Song by William Gaxton
- Released: 1934
- Songwriter: Cole Porter

= You'd Be So Easy to Love =

1934 song by Cole Porter

"(You'd Be So) Easy to Love" is a popular song written by Cole Porter for William Gaxton to sing in the 1934 Broadway show Anything Goes. However, Gaxton was unhappy about its wide vocal range and it was cut from the musical. Porter re-wrote it for the 1936 film Born to Dance, where it was introduced by Eleanor Powell, James Stewart, and Frances Langford under its alternate title, "Easy to Love". The song was later added to the 1987 and 2011 revivals of Anything Goes under the complete title "You’d Be So Easy to Love".

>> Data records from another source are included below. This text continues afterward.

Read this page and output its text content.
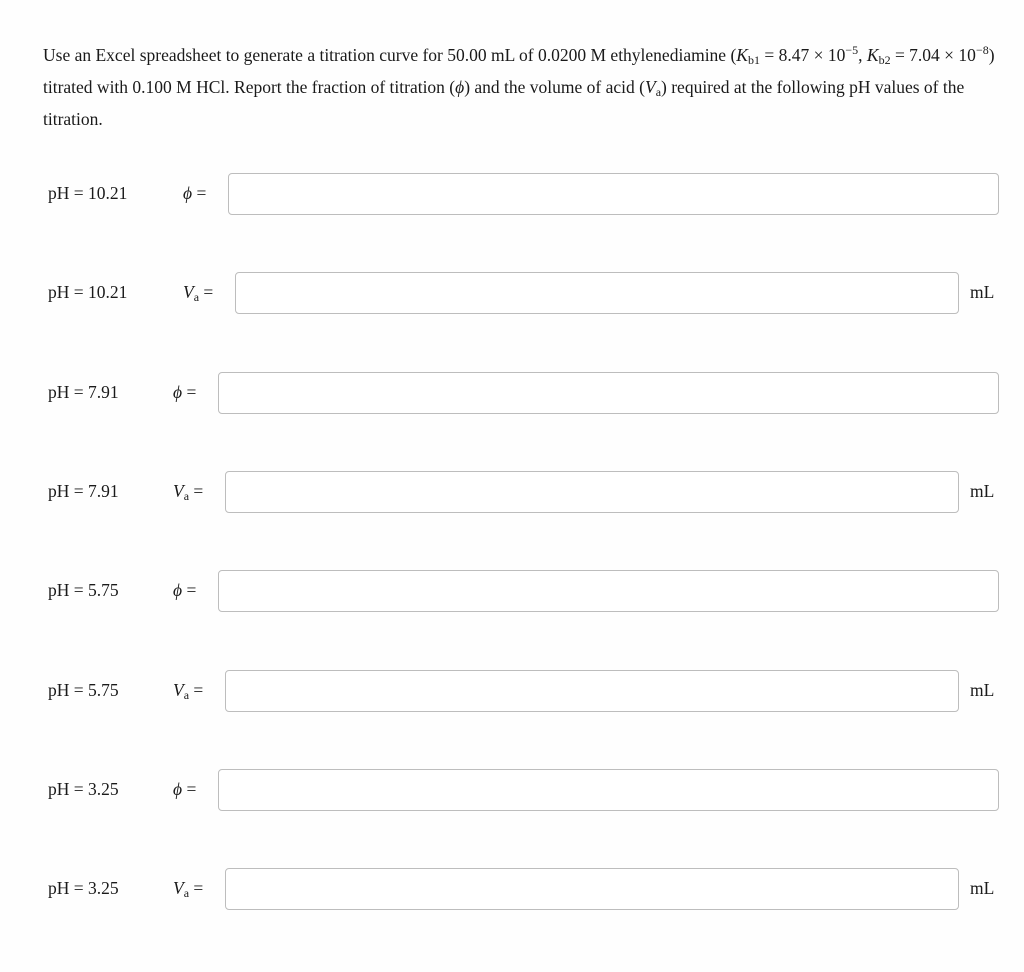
Use an Excel spreadsheet to generate a titration curve for 50.00 mL of 0.0200 M ethylenediamine ($K_{b1} = 8.47 \times 10^{-5}$, $K_{b2} = 7.04 \times 10^{-8}$) titrated with 0.100 M HCl. Report the fraction of titration (ϕ) and the volume of acid $(V_a)$ required at the following pH values of the titration.

pH = 10.21	ϕ =
pH = 10.21	$V_a$ =	mL
pH = 7.91	ϕ =
pH = 7.91	$V_a$ =	mL
pH = 5.75	ϕ =
pH = 5.75	$V_a$ =	mL
pH = 3.25	ϕ =
pH = 3.25	$V_a$ =	mL
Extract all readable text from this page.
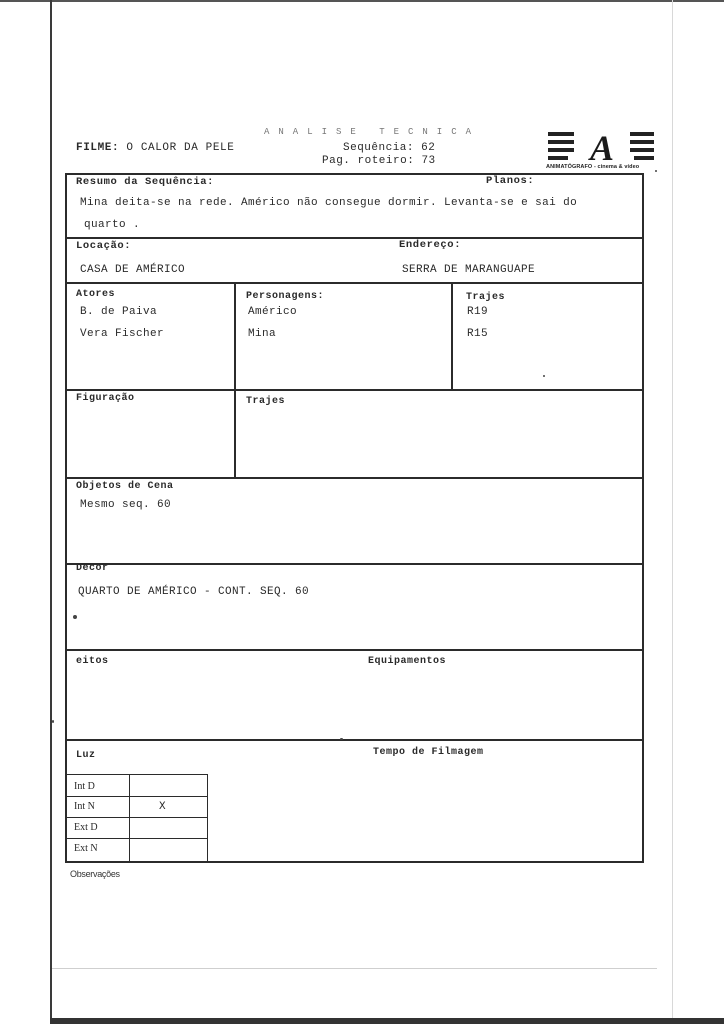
ANALISE TECNICA
FILME: O CALOR DA PELE	Sequência: 62
Pag. roteiro: 73	A
ANIMATÓGRAFO - cinema & vídeo
Resumo da Sequência:	Planos:
Mina deita-se na rede. Américo não consegue dormir. Levanta-se e sai do
quarto .
Locação:	Endereço:
CASA DE AMÉRICO	SERRA DE MARANGUAPE
Atores	Personagens:	Trajes
B. de Paiva	Américo	R19
Vera Fischer	Mina	R15
Figuração	Trajes
Objetos de Cena
Mesmo seq. 60
Decor
QUARTO DE AMÉRICO - CONT. SEQ. 60
eitos	Equipamentos
Luz	Tempo de Filmagem
Int D
Int N	X
Ext D
Ext N
Observações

Early hit versions were by Shep Fields, Frances Langford and Ray Noble.

==Other recordings==

- Shep Fields – recorded with his Rippling Rhythm Orchestra (1936)
- Billie Holiday – Quintessential Billie Holiday: Vol. II (1936) (recorded with Teddy Wilson and His Orchestra, October 21, 1936).
- Josephine Baker – C'est si facile de vous aimer (1937)
- Maxine Sullivan – recorded for Vocalion on October 22, 1937.
- Lee Wiley – recorded April 15, 1940, Hot House Rose (1996), Legendary Song Stylist (1999)
- Judy Garland – Life Begins for Andy Hardy (1941). Cut from final film. Released on the album Collector's Gems from MGM Films (1996).
- Bing Crosby – recorded December 24, 1947 and included in the album Bing Crosby Sings Cole Porter Songs (1949)
- Charlie Parker – Charlie Parker with Strings (Studio recordings of July 1950)
- Sammy Davis Jr. – Starring Sammy Davis Jr. (1955)
- Ella Fitzgerald – Ella Fitzgerald Sings the Cole Porter Songbook (1956)
- Johnny Mathis – Johnny Mathis (1957)
- Hank Mobley – Hank (with Donald Byrd playing the lead melody) (1957)
- Sonny Stitt – Personal Appearance (1957)
- Doris Day – Hooray for Hollywood (1958)
- Lem Winchester and Ramsey Lewis trio – A Tribute to Clifford Brown (1958)
- Shirley Bassey – The Fabulous Shirley Bassey (1959)
- Oscar Peterson – Oscar Peterson Plays the Cole Porter Songbook (1959)
- Linda Lawson – Introducing Linda Lawson (1960)
- Gene Ammons – Jug (1961)
- Frank Sinatra – Ring-A-Ding-Ding (1961)
- Al Hirt – Trumpet and Strings (1962)
- Bill Evans – Conception (Studio recording of April 1962, issue 1981, reissue 2014)
- Stan Kenton – Mellophonium Moods (1962)
- Cannonball Adderley – Nippon Soul (1963)
- Julie London – All Through the Night: Julie London Sings the Choicest of Cole Porter (1965)
- Johnny Hartman – Thank You for Everything (1998), rec. 1976
- Susannah McCorkle – Easy to Love: The Songs of Cole Porter (1996),
- Howard McGillin – Anything Goes 1987 revival cast recording (1987).
- Grover Mitchell – On Track with his New Blue Devils (1997)
- Harry Connick Jr. – Come by Me (1999)

==Film appearances==
- 1936 Born to Dance – sung by Marjorie Lane (played by Eleanor Powell) and James Stewart, Frances Langford and danced by her and Buddy Ebsen
- 1946 Night and Day – sung by chorus
- 1947 This Time for Keeps – sung by Johnnie Johnston
- 1950 Side Street – sung by Jean Hagen
- 1953 Easy to Love – sung by Tony Martin and played often throughout the picture.